Communitere, which stands for “Communities United in Response, Relief & Renewal,” was founded by Sam Bloch, who had begun working in disaster relief after the 2004 Asian Tsunami, leading the reconstruction of the coastal village of Laem Pom, Thailand. Bloch soon noticed that rather than taking time to understand the community, large international agencies would come in with a predefined set of objectives, tactics and goals. Bloch’s response was to join forces with other volunteers to set up “maker spaces” so that local people could design their own recovery plans and build what they, not the so-called relief “experts,” wanted.

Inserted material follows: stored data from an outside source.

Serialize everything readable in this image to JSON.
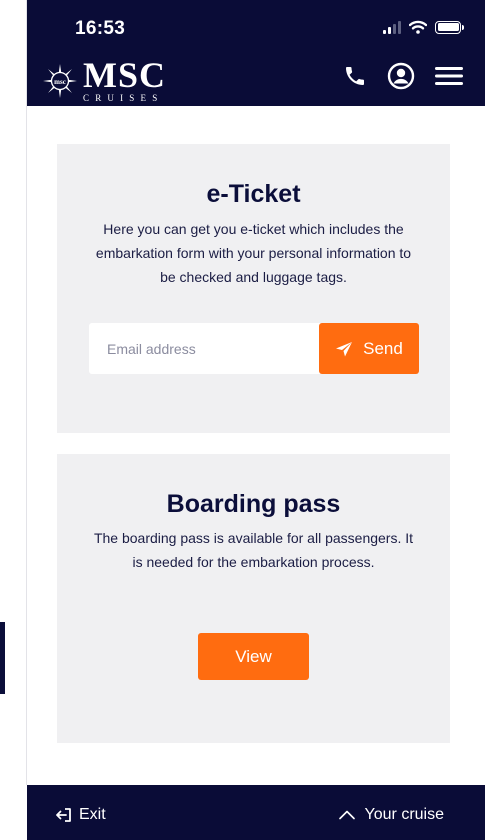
{
  "status_bar": {
    "time": "16:53",
    "icons": [
      "cellular-signal-icon",
      "wifi-icon",
      "battery-icon"
    ]
  },
  "header": {
    "logo_word": "MSC",
    "logo_sub": "CRUISES",
    "icons": [
      "phone-icon",
      "account-icon",
      "menu-icon"
    ]
  },
  "eticket": {
    "title": "e-Ticket",
    "description": "Here you can get you e-ticket which includes the embarkation form with your personal information to be checked and luggage tags.",
    "email_placeholder": "Email address",
    "email_value": "",
    "send_label": "Send",
    "send_icon": "paper-plane-icon"
  },
  "boarding": {
    "title": "Boarding pass",
    "description": "The boarding pass is available for all passengers. It is needed for the embarkation process.",
    "view_label": "View"
  },
  "footer": {
    "exit_label": "Exit",
    "exit_icon": "exit-icon",
    "cruise_label": "Your cruise",
    "cruise_icon": "chevron-up-icon"
  },
  "colors": {
    "navy": "#0a0c37",
    "accent": "#ff6c10",
    "card_bg": "#f0f0f2"
  }
}
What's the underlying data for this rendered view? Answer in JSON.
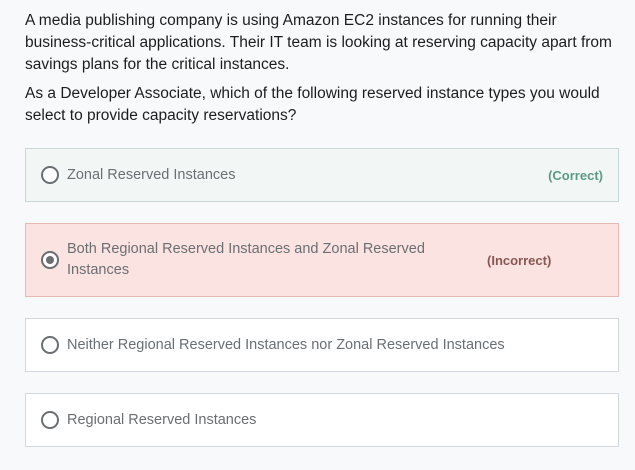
{
  "question": {
    "paragraph_1": "A media publishing company is using Amazon EC2 instances for running their business-critical applications. Their IT team is looking at reserving capacity apart from savings plans for the critical instances.",
    "paragraph_2": "As a Developer Associate, which of the following reserved instance types you would select to provide capacity reservations?"
  },
  "options": [
    {
      "label": "Zonal Reserved Instances",
      "status": "(Correct)",
      "selected": false,
      "state": "correct"
    },
    {
      "label": "Both Regional Reserved Instances and Zonal Reserved Instances",
      "status": "(Incorrect)",
      "selected": true,
      "state": "incorrect"
    },
    {
      "label": "Neither Regional Reserved Instances nor Zonal Reserved Instances",
      "status": "",
      "selected": false,
      "state": "neutral"
    },
    {
      "label": "Regional Reserved Instances",
      "status": "",
      "selected": false,
      "state": "neutral"
    }
  ],
  "colors": {
    "correct_background": "#f2f7f6",
    "correct_text": "#5d9a86",
    "incorrect_background": "#fbe3e1",
    "incorrect_text": "#8a5752"
  }
}
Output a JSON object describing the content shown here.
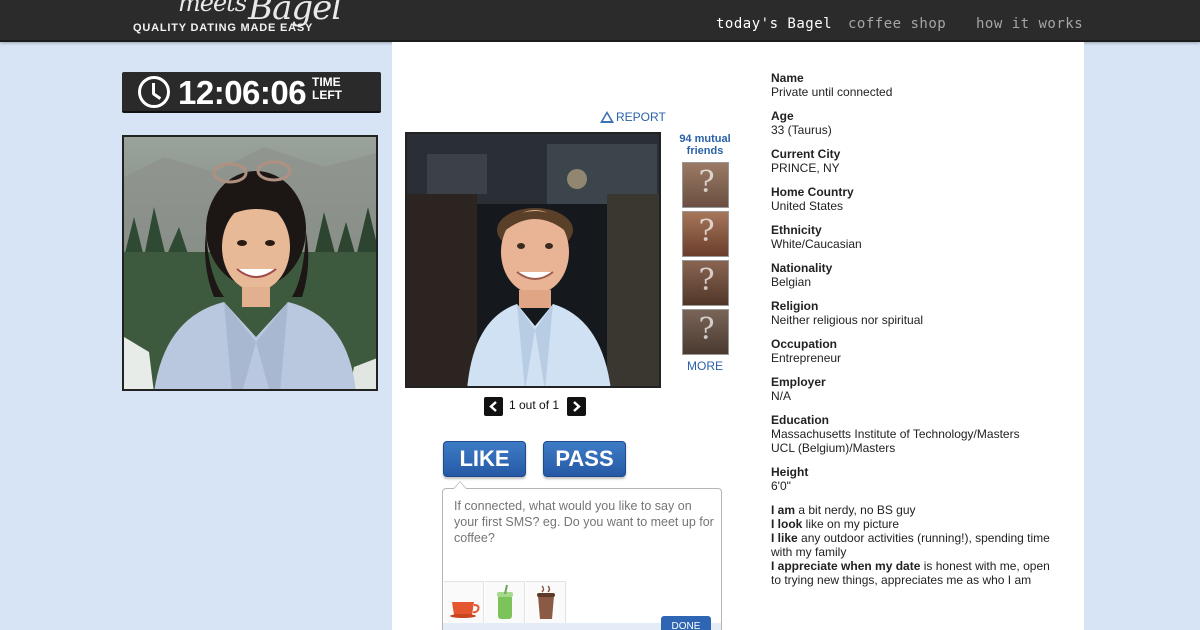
{
  "header": {
    "logo_meets": "meets",
    "logo_bagel": "Bagel",
    "tagline": "QUALITY DATING MADE EASY",
    "nav": [
      {
        "label": "today's Bagel",
        "active": true
      },
      {
        "label": "coffee shop",
        "active": false
      },
      {
        "label": "how it works",
        "active": false
      }
    ]
  },
  "timer": {
    "value": "12:06:06",
    "label": "TIME LEFT"
  },
  "report_label": "REPORT",
  "mutual_friends": {
    "label": "94 mutual friends",
    "more": "MORE"
  },
  "pager": {
    "text": "1 out of 1"
  },
  "actions": {
    "like": "LIKE",
    "pass": "PASS"
  },
  "message": {
    "placeholder": "If connected, what would you like to say on your first SMS? eg. Do you want to meet up for coffee?",
    "done": "DONE",
    "drinks": [
      "coffee-cup-icon",
      "iced-drink-icon",
      "hot-chocolate-icon"
    ]
  },
  "profile": {
    "fields": [
      {
        "label": "Name",
        "value": "Private until connected"
      },
      {
        "label": "Age",
        "value": "33 (Taurus)"
      },
      {
        "label": "Current City",
        "value": "PRINCE, NY"
      },
      {
        "label": "Home Country",
        "value": "United States"
      },
      {
        "label": "Ethnicity",
        "value": "White/Caucasian"
      },
      {
        "label": "Nationality",
        "value": "Belgian"
      },
      {
        "label": "Religion",
        "value": "Neither religious nor spiritual"
      },
      {
        "label": "Occupation",
        "value": "Entrepreneur"
      },
      {
        "label": "Employer",
        "value": "N/A"
      },
      {
        "label": "Education",
        "value": "Massachusetts Institute of Technology/Masters",
        "value2": "UCL (Belgium)/Masters"
      },
      {
        "label": "Height",
        "value": "6'0\""
      }
    ],
    "about": [
      {
        "lead": "I am",
        "text": " a bit nerdy, no BS guy"
      },
      {
        "lead": "I look",
        "text": " like on my picture"
      },
      {
        "lead": "I like",
        "text": " any outdoor activities (running!), spending time with my family"
      },
      {
        "lead": "I appreciate when my date",
        "text": " is honest with me, open to trying new things, appreciates me as who I am"
      }
    ]
  },
  "colors": {
    "header_bg": "#2b2b2b",
    "page_bg": "#d7e4f6",
    "accent_blue": "#2f66b3",
    "link_blue": "#2a61a8"
  }
}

Communitere now spans three continents: Haiti Communitere, Philippines Communitere, Greece Communitere and Nepal Communitere. In each case they operate out of a belief that survivors aren’t passively waiting for help, but instead are actively engaged in constructing their own futures. The offices embed themselves within a community, providing a space for residents to create their own plans. They also provide tools and resources for community members to execute their own recovery. Providing a lending tool bank may seem a simple thing. However, within the context of a disaster zone, most ordinary citizens have lost their tools and heavy equipment is in short supply. Large NGOs might have plenty of equipment, but they’re inclined to use it to execute their own projects. A tool library allows survivors intent on participating in their own reconstruction to borrow the necessary tools and equipment, creating community, empowerment, and speeding recovery.
Each Communitere office is different and its programming is designed around the requests of a community. Communitere does not start building without specific requests for action. To understand the particular needs of a recovering community, Communitere typically hosts a variety of community meetings and workshops where survivors are encouraged to make their needs known. Moreover, the offices are set up so that the community can take over their management, keeping it going as-is or transitioning it into what is most needed, such as an educational facility or accelerator for entrepreneurs.
As an example, Haiti Communitere hosts approximately 7,000 Haitians per year and provides the following services:
- Internet Café
- Tool Lending Library
- 3D Printing & Innovation labs
- Co-working offices
- Training facilities
Communitere’s innovative model approaches disaster reconstruction from the bottom up, involving survivors from day one. Their work shows how recovery practices rooted in dignity translate across the world.